HABER MERKEZİ
Milli Eğitim Bakanı İsmet Yılmaz, Türkiye´nin çağdaş uygarlığın üzerinde çıkma hedefi bulunduğunu belirterek ?Müfredat aynı canlı organizma gibidir. Eğer değişmezse ölür, değişmezse toplumun gerisinde kalır? dedi.

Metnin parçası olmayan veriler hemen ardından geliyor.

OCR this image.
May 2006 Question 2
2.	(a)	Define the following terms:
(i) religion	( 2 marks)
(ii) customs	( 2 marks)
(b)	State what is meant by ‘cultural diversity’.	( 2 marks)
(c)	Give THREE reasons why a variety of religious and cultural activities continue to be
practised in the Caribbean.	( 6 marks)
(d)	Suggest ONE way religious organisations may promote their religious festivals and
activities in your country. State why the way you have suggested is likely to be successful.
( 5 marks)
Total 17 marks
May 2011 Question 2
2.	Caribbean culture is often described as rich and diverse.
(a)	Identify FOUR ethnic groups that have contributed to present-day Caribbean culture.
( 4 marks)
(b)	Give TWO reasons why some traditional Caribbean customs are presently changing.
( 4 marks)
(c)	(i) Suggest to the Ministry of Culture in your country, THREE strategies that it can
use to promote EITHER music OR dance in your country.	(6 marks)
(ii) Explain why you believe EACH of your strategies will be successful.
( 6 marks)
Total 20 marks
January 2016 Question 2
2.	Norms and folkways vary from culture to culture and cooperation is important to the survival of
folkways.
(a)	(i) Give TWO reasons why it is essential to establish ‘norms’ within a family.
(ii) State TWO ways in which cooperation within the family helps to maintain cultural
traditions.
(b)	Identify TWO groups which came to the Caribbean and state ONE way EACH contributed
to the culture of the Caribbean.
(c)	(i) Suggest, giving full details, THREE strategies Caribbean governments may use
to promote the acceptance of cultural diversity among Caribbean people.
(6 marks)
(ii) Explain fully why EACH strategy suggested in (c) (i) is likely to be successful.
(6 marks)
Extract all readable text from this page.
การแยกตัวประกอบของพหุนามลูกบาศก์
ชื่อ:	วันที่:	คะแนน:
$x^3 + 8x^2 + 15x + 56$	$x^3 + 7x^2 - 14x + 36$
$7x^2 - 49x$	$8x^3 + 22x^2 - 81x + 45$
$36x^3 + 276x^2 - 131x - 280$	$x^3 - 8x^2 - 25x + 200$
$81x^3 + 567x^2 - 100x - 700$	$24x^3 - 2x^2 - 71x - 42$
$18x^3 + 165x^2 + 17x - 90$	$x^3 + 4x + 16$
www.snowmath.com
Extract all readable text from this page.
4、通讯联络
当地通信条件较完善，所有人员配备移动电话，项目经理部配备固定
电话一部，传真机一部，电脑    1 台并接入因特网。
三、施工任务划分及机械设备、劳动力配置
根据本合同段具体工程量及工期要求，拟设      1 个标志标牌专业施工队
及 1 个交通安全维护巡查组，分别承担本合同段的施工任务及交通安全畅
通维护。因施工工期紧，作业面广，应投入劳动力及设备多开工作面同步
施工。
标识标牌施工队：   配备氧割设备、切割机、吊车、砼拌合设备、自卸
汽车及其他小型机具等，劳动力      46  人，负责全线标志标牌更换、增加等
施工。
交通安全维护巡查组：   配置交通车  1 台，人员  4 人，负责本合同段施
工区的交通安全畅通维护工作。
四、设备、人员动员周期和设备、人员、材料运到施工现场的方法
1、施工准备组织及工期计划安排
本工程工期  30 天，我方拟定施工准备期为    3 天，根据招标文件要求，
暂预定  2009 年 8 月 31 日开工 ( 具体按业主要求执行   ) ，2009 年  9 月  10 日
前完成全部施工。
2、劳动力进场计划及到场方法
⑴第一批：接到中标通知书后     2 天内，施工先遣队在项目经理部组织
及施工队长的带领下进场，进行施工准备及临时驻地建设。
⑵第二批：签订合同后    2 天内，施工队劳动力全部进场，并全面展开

Bakanlığın hazırlayarak görüşe sunduğu yeni müfredatla ilgili de değerlendirmelerde bulunan Yılmaz, şunları söyledi:
"Müfredat, aynı canlı organizma gibidir. Eğer değişmezse ölür. Değişmezse toplumun gerisinde kalır. Devletler de öyledir. Değişmezse mutlaka geri gider, mutlaka yok olur. Buna, zamanın ruhunu yakalamak diyorlar. Eğer Selçuklu´dur, Osmanlı´dır veya hangisini alırsanız alın, bugün onları göremiyorsak işte değişime ayak uyduramamış olmalarından dolayıdır. Bulundukları noktadan bir adım daha ileri gidemedikleri, birçok değişime direnç gösterdikleri içindir. Müfredatı mutlaka değiştirmek gerekiyordu. Genelde birçok ülke 5 yılda bir gözden geçirip günceller. Biz en son 2007´de genel bir müfredat değişikliği yaptık. Ondan bu zamana kadar 10 yıl geçti, yapılmamıştı. Şimdi sağ olsun arkadaşlarımızla bir müfredat değişikliği yaptık. İstiyoruz ki daha çağdaş, daha geleceğe güvenle bakacak, evlatlarımıza daha iyi bir eğitim vermek için mutlaka ders içeriğinin de sadeleştirilmesini istiyoruz."
Müfredatla, öğrencilerin hayatlarını kolaylaştırabilecek, uygulayabilecekleri konuları vermek istediklerini, akademik ve kitaplarda tartışma konusu olan bilgileri ise vermek istemediklerini belirten Yılmaz, müfredatı herkesin görüşüne açtıklarını hatırlattı.
Müfredatta yer alan 500´e yakın ünite içerisinden sadece Atatürkçülük, İnönü ve evrim teorisinin tartışıldığına işaret eden Yılmaz, yapılan eleştirilerin doğru olmadığını dile getirdi. Yılmaz, şunları söyledi:
"Demek ki diğerleri hakkında söyleyecek hiçbir şeyleri yok. Bu da demektir ki biz çok doğru yaptık. Dün Mecliste bir açıklama yaptım. Atatürk´ün bir sözü var, ´Cumhuriyet benim en büyük eserimdir.´ diye. Eğer siz Cumhuriyet´i güçlendirirseniz Atatürkçülüğün yolundasınız, Atatürk´e hizmet ediyorsunuz ve onun ilkelerini yaşatıyorsunuz demektir. Eğer Türkiye Cumhuriyeti´ni dışarıdan borç alır hale getirmişseniz, namerde muhtaç hale getirmişseniz o zaman sizin Atatürkçülüğünüz kesinlikle sözde bir Atatürkçülüktür. Diğeri de İnönü. Birinci, ikinci İnönü savaşlarından bahsedip de İnönü´den bahsetmemek olur mu? Lozan Antlaşması´ndan bahsedeceksiniz, İnönü´den bahsetmeyeceksiniz, olabilir mi? Atatürk rahmetli 1938´de ölmüş, yerine cumhurbaşkanı seçilecek, İkinci Cumhurbaşkanı İnönü olmuş, ondan bahsetmemek olur mu?"
"Halkın gözü terazidir." şeklinde bir deyiş olduğunu belirten Yılmaz, halkın terazisinin şaştığının görülmediğini söyledi.
Müfredat hazırlanırken öğretmenlerin görüşünün alınmadığı eleştirilerinin doğru olmadığına işaret eden Yılmaz, "Bu daha taslak, lütfen inceleyin bakın. Bu taslağı katkılarınızla daha iyi hale getirelim." dedi.